GAO notes a contrast with each. Lower premiums for STLDI may “not reflect the full cost to the consumer,” with one study showing a $24,000 cost difference to treat a heart attack in STLDI versus an ACA plan. In addition, the same data that show most states offer STLDI plans with more comprehensive benefits show that only a small percentage of plans do so overall. And while claims approvals may be comparable, STLDI coverage requires a signature, while ACA plans cover all pre-existing conditions.

Insurance and its main functions

The primary function of health insurance is to protect consumers from unexpected, high medical costs. In contrast, the primary function of public, for-profit insurers—such as UnitedHealthcare, CVS Health/Aetna, and Cigna—is to maximize value and generate profit for shareholders and owners. The two functions are often in conflict, and US health policy and coverage design—before and after the Affordable Care Act—are part of the problem.

In 2008 The innovator’s prescription highlighted the combination of health savings accounts (HSAs) with high-deductible health plans (HDHPs) as “one of the most important reforms to be made in health care.” This construction “splits” the overall health coverage into two parts—defined contribution (pot money) to pay for pre-deductible and certain care Benefits to pay for additional costs and care.

The theory was that upfront out-of-pocket costs would limit unnecessary medical use and promote prevention. Although HSA-HDHP uptake has increased, it has failed to contain rising health care costs. Additionally, the share of consumer spending has increased, leading to deferred care or medical debt.

“If cost-sharing is large enough to have a significant impact on medical costs, it interferes with the primary function of health insurance, which is to protect people from the risk of having to pay large medical costs.”

So, note the authors of the latest health care reform proposal, We’ve Got You Covered: Rebooting America’s Health Care. Citing the “deep-seated rot in US health insurance coverage,” Liran Eynav and Amy Finkelstein propose auto-enrolled free basic coverage for all Americans, combined with separate, optional insurance customized and paid for by consumers—a twist on the defined-contribution model.

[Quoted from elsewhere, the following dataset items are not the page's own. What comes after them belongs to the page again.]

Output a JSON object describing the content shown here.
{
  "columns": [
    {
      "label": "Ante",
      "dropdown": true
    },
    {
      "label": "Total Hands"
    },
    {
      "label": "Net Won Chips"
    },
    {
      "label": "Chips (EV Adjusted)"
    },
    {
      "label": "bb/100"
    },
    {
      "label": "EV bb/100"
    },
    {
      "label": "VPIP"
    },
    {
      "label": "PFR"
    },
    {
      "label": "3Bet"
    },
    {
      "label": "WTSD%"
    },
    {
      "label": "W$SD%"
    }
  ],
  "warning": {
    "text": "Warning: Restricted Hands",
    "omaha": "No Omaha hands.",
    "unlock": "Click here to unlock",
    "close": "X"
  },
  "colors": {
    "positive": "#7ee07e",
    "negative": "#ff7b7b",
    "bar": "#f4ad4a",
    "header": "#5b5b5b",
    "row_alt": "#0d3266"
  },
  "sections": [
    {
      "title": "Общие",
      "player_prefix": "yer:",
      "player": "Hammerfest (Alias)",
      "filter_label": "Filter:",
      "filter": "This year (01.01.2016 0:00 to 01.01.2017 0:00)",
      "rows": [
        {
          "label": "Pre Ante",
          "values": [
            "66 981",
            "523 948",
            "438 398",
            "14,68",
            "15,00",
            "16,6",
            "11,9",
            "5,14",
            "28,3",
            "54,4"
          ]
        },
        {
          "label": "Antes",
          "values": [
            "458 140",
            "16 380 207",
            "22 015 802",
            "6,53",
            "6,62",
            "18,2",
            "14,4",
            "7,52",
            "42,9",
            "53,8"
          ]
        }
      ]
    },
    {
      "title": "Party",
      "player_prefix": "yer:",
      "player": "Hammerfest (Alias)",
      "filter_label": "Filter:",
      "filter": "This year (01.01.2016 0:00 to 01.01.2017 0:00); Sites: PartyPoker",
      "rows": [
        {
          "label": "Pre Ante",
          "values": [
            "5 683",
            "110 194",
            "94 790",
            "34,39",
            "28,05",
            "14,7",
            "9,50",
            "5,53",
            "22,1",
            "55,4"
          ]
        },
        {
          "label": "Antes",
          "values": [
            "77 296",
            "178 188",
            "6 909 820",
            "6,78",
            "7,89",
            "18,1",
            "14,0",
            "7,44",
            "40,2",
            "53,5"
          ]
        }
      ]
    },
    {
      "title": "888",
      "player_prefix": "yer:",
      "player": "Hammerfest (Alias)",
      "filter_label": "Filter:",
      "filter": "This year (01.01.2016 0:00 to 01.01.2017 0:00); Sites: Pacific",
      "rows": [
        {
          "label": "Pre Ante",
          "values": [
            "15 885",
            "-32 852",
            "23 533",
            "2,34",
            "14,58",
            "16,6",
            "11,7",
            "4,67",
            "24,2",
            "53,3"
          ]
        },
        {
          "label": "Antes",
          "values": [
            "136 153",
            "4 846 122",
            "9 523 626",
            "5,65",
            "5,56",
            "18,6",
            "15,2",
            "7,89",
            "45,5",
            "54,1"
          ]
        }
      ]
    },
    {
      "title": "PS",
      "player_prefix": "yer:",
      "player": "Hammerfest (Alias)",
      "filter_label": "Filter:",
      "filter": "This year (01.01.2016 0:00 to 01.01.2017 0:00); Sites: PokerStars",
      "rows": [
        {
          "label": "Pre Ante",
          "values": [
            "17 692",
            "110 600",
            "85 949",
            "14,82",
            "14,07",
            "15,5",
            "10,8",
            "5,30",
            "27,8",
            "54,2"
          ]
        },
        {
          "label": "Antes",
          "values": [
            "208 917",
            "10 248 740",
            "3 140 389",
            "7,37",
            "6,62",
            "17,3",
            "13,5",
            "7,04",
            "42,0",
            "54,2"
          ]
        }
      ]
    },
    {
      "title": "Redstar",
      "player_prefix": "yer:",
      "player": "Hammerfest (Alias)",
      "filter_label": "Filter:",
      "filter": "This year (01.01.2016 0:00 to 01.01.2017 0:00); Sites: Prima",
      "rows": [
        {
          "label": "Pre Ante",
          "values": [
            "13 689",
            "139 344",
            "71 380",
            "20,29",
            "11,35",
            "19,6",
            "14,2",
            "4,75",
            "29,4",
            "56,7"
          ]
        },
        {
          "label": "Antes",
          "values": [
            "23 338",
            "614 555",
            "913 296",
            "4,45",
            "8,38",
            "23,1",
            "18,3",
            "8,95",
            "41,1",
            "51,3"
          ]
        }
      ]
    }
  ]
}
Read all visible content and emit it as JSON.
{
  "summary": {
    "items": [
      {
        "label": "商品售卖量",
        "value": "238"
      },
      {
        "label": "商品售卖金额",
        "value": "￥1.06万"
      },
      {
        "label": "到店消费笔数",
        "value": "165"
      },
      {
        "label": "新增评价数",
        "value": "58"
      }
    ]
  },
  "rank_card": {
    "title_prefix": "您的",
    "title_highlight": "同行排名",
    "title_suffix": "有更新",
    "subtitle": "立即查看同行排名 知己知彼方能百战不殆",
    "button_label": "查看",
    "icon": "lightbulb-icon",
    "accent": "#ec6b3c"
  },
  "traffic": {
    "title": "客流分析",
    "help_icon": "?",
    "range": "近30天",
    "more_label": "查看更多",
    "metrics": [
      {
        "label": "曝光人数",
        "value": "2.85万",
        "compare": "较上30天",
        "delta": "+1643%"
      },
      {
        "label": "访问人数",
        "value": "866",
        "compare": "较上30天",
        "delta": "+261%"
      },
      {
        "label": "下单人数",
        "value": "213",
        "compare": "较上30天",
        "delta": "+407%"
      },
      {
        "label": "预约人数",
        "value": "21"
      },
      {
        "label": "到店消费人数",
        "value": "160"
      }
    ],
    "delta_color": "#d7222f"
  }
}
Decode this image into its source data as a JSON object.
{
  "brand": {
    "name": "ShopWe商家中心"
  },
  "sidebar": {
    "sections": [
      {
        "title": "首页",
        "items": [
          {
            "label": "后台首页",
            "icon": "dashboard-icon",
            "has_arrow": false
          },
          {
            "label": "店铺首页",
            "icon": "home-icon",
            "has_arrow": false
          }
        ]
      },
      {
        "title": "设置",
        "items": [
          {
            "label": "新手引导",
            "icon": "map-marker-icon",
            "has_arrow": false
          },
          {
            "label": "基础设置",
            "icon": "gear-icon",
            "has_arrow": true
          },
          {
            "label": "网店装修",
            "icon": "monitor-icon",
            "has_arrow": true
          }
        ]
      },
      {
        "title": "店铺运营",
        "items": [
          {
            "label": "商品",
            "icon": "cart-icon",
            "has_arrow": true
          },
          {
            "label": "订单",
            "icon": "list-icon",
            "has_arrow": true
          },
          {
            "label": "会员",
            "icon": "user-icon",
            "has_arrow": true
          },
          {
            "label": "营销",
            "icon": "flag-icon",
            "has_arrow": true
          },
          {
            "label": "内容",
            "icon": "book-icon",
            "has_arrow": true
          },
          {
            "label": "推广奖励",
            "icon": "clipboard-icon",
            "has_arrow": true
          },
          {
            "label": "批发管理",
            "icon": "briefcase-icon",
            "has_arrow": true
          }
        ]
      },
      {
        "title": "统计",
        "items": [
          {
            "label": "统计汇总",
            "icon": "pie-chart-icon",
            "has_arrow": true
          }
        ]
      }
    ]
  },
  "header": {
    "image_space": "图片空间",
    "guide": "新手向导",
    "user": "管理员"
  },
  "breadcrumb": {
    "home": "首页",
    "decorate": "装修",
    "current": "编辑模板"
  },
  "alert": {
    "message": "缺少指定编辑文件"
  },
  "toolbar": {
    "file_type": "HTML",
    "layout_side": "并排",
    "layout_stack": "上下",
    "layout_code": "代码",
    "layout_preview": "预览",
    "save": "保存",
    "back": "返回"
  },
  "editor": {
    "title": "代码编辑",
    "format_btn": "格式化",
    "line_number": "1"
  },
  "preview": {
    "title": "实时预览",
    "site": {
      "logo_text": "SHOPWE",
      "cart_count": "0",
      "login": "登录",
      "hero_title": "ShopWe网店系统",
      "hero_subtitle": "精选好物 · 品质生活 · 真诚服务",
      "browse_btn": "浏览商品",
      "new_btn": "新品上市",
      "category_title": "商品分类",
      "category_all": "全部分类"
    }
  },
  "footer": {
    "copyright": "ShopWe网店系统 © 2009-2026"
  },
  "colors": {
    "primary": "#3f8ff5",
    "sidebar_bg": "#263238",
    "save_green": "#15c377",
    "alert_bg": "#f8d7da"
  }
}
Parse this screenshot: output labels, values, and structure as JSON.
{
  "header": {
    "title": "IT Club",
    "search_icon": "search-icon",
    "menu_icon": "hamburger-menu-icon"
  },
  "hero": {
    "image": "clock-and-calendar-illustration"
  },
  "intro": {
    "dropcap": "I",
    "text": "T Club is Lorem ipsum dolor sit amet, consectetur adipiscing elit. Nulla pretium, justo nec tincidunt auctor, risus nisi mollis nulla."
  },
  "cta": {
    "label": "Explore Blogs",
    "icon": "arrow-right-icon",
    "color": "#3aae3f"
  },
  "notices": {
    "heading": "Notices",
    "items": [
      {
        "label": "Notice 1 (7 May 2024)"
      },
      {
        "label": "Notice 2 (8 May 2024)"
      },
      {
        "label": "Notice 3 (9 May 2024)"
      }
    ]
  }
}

Which is closer to these models: STLDI or Marketplace plans? Short-term plans do not include free basic services, but combine defined income with defined contributions when combined with a benefit (cash) plan. Likely users are healthy individuals with no pre-existing conditions who do not need most EHBs – until they do. Marketplace plans also don’t offer free essential coverage, but their required EHBs and free preventive services come close, offering more affordable and comprehensive defined benefits than pre-ACA health care.

An interesting gap remains for both types of coverage: STLDI plans are not HSA-eligible, and neither are many Marketplace HDHPs that are also MOOP-eligible.

Options continue to be important. As the GAO notes, “if relatively healthy individuals choose short-term plans over PPACA-compliant plans, this could lead to higher premiums for PPACA-compliant plans and higher federal subsidies.”

STLDI’s three-year versus three-month term will not make or break the Marketplace at current enrollment levels. But two other factors could: the end of extended subsidies and mandatory free preventive care for Marketplace plans. Congress must renew these subsidies to continue beyond 2025, and the Fifth Circuit Court of Appeals must reverse a now-retired district court opinion to preserve select mandates for free preventive care. Oral debates begin in less than a month (March 4).

In addition to federal regulations, states continue to do their part to close gaps and make coverage more affordable. Idaho, for example, offers an STLDI option with enhanced coverage that meets the essential health benefits standard. Since enactment, total STLDI enrollment has increased by nearly 20% (GAO).

The bigger problem is that the golden age of medicine still needs a golden age of coverage—one that protects the health of both consumers and the marketplace.

Laura Bierman is a contributing writer for HealthLeaders.